In Game 4, the Spurs were encouraging Barnes to create off the dribble. It's not his strength yet, and he can get too wild and untempered with his movements. If the Spurs have to deal with Barnes posting up a smaller defender or a Klay Thompson spot-up three or Stephen Curry doing anything, which do you think they live with? Taking what a defense like the Spurs' gives you is not a good look most times.
Barnes played outside of his game in Game 4. Not a lot. He's going to get there. He's going to be the player you can give the ball to and watch create, even when the defense is primed against him. That trajectory is clear. But he's not there yet. 26 shots is too many for Barnes, no matter what the defense is giving him. Spreading the ball, moving the offense, finding the open shooters, that's what the Warriors do well. They're too good of an offense to require that kind of inefficient production from Barnes.
I mean, they're not the Knicks.
Game 5, however? This was the wondrous Harrison Barnes. Open corner jumpers. Driving to the rim when the defense was caught in a bad rotation. Pulling up in space in transition. Posting against smaller defenders. Barnes played within his game, and when he has done that this postseason, he's been phenomenal.

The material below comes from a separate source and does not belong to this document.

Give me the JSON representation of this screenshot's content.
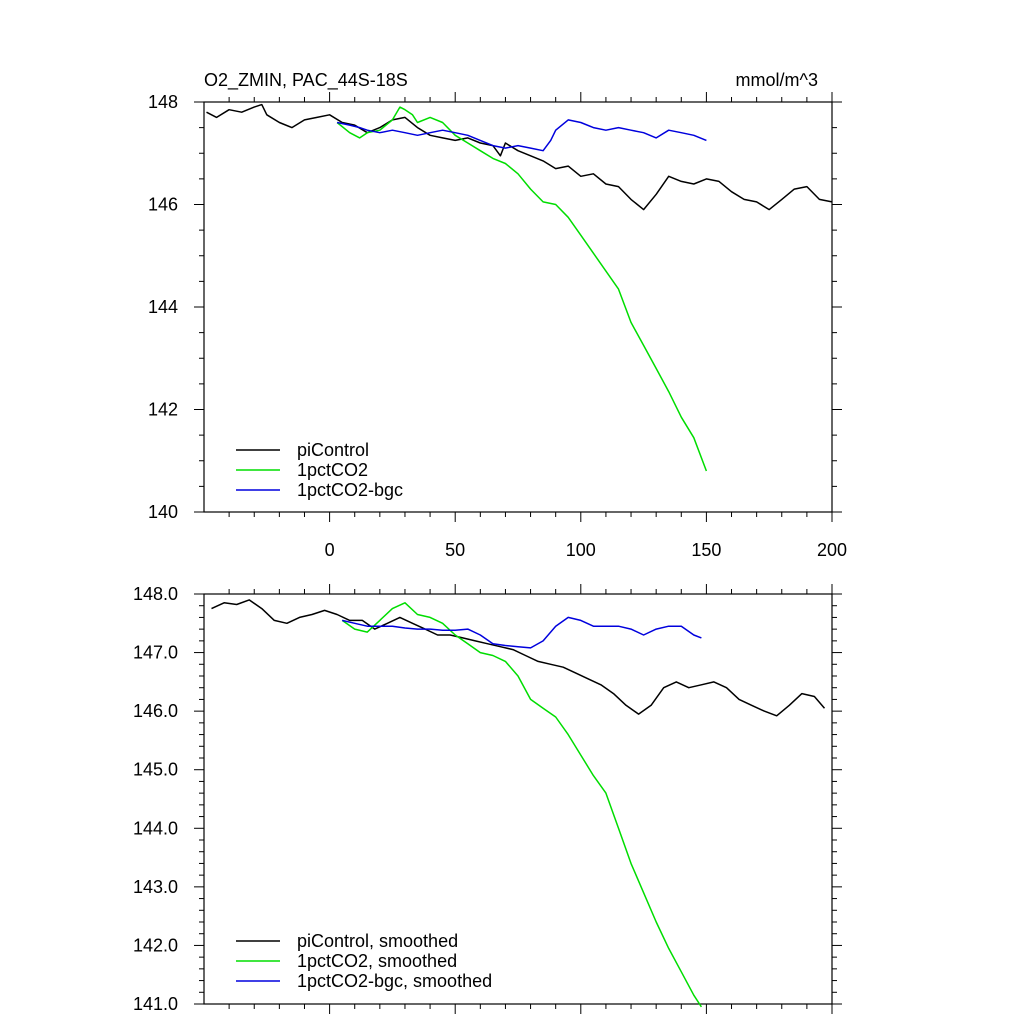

Ironically, the Warriors have been looking for a veteran small forward for a full year. They tried to get one at the draft last year, offering the pick that became Barnes. They tried throughout the season to kick the tires on Rudy Gay. They have wanted a veteran wing to replace Barnes. Barnes was put in this position by default. But he has excelled. He was good this season. He's been great in the playoffs.
Some of what the Warriors have done with their postseason run has been... exceptional. Draymond Green isn't going to shoot like this for any long stretch. Jarrett Jack is playing the singularly best basketball of any stretch of his career. Stephen Curry is redefining what a hot streak is. Andrew Bogut seems healthy.
But Barnes' progression seems like the most sustainable development of all. This was his potential as a freshman at North Carolina. A sophomore season brought concerns that the was more Marvin Williams than Dwyane Wade. But Barnes has stepped up and been granted the gift of playing in the small lineup that forces adjustments by the other team that play to his strengths. And he's taken full advantage.
So no, Barnes did not have the good Game 4 people pretended he did. And he did have an exceptional Game 5 that will be forgotten in the loss. But the bigger trend is what Barnes is willing to do and how he's discovering what his game is in the NBA, on the biggest stage.
And that's an experience with a value you can't put a number on.